Damals wusste ich nicht: Ist das wieder eine Schnapsidee oder endlich meine wahre Berufung.

Tatsache ist: Es war so ungefähr die 12. Selbstständigkeit binnen 6 Jahren.

Ich bezeichnete meine damalige Tätigkeit als "Selbstsicherheitstrainings durchführen".

Wenn ich damals mit jemandem darüber sprach gab es typischer Weise 3 Fragen. Die erste lautete: "Hääää?" Die zweite: "Wer braucht denn so was?" Und (manchmal) eine dritte: "Kann man davon leben?"

Mit diesen Selbstsicherheitstrainings begann ich im Januar 1997. Und nein, damals konnte ich nicht davon leben. Doch mit dem einen oder anderen aus meinen vorherigen Selbstständigkeiten konnte ich mir (nach wie vor) meine Brötchen verdienen, wollte das aber nicht mehr.

Lebensvision herausfinden, doch wie?

Konkreter: Ich hatte mir ganz groß auf meine innere Fahne geschrieben, nur noch "mein Leben zu leben". Das "einzige" Problem dabei war: Ich wusste und wusste einfach nicht, was das wirklich sein könnte, MEIN Leben.

Doch ich hatte zu 100 % beschlossen, alles zu tun, was mir geeignet erschien, herauszufinden, was mein Leben wirklich sein könnte.

Dabei wiederum fand ich heraus, dass die tollsten Businesspläne sich beim Abarbeiten im Leben ganz oft weniger toll anfühlen können (zumindest bei mir), als die Zahlen auf dem Papier, die sich eventuell sogar mit denen in der Praxis decken, womöglich erwarten lassen.

Doch mit den Selbstsicherheitstrainings war das irgendwie anders. Vielleicht, weil ich dafür gar keinen Businenssplan entwickelt hatte? 😉

Endlich spürte ich eine anhaltende Begeisterung. Endlich begegneten mir bei meinen Kunden strahlende Augen. (Wie sehr mich strahlende Augen motivierten und faszinierten fand ich eine Weile zuvor heraus und schrieb es auf die Liste "Aspekte meines Traumberufs".)

Doch wie man davon leben können sollte, das wollte sich mir in 1997 noch nicht zeigen. Klar war für mich jedoch: Das ziehe ich durch. (Auch in 1998 wusste ich noch nicht, wie ich damit genug Geld verdienen sollte. In 1999 noch nicht.

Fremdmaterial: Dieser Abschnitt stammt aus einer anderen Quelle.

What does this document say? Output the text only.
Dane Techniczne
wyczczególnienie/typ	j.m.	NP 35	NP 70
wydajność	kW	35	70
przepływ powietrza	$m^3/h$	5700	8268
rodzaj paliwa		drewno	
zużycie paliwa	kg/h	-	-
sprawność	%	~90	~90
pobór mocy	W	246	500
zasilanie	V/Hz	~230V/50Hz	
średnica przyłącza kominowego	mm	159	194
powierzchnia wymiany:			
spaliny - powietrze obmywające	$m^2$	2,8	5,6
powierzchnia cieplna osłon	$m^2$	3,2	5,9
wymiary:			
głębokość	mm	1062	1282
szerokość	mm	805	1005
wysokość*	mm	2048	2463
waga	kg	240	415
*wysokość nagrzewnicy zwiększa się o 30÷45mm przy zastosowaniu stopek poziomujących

Doch im Jahr 2000… [siehe unten!])

Warum zog ich das dennoch, trotz einer mehrjährigen Frust- und Hungerstrecke, durch? Weil es MICH begeisterte und viele meiner Kunden. Weil ich anhaltend den Eindruck hatte: Ja, das ist es!

Meine Entscheidung: Ich gehe pleite!

Nein, ich wollte natürlich NICHT pleite gehen.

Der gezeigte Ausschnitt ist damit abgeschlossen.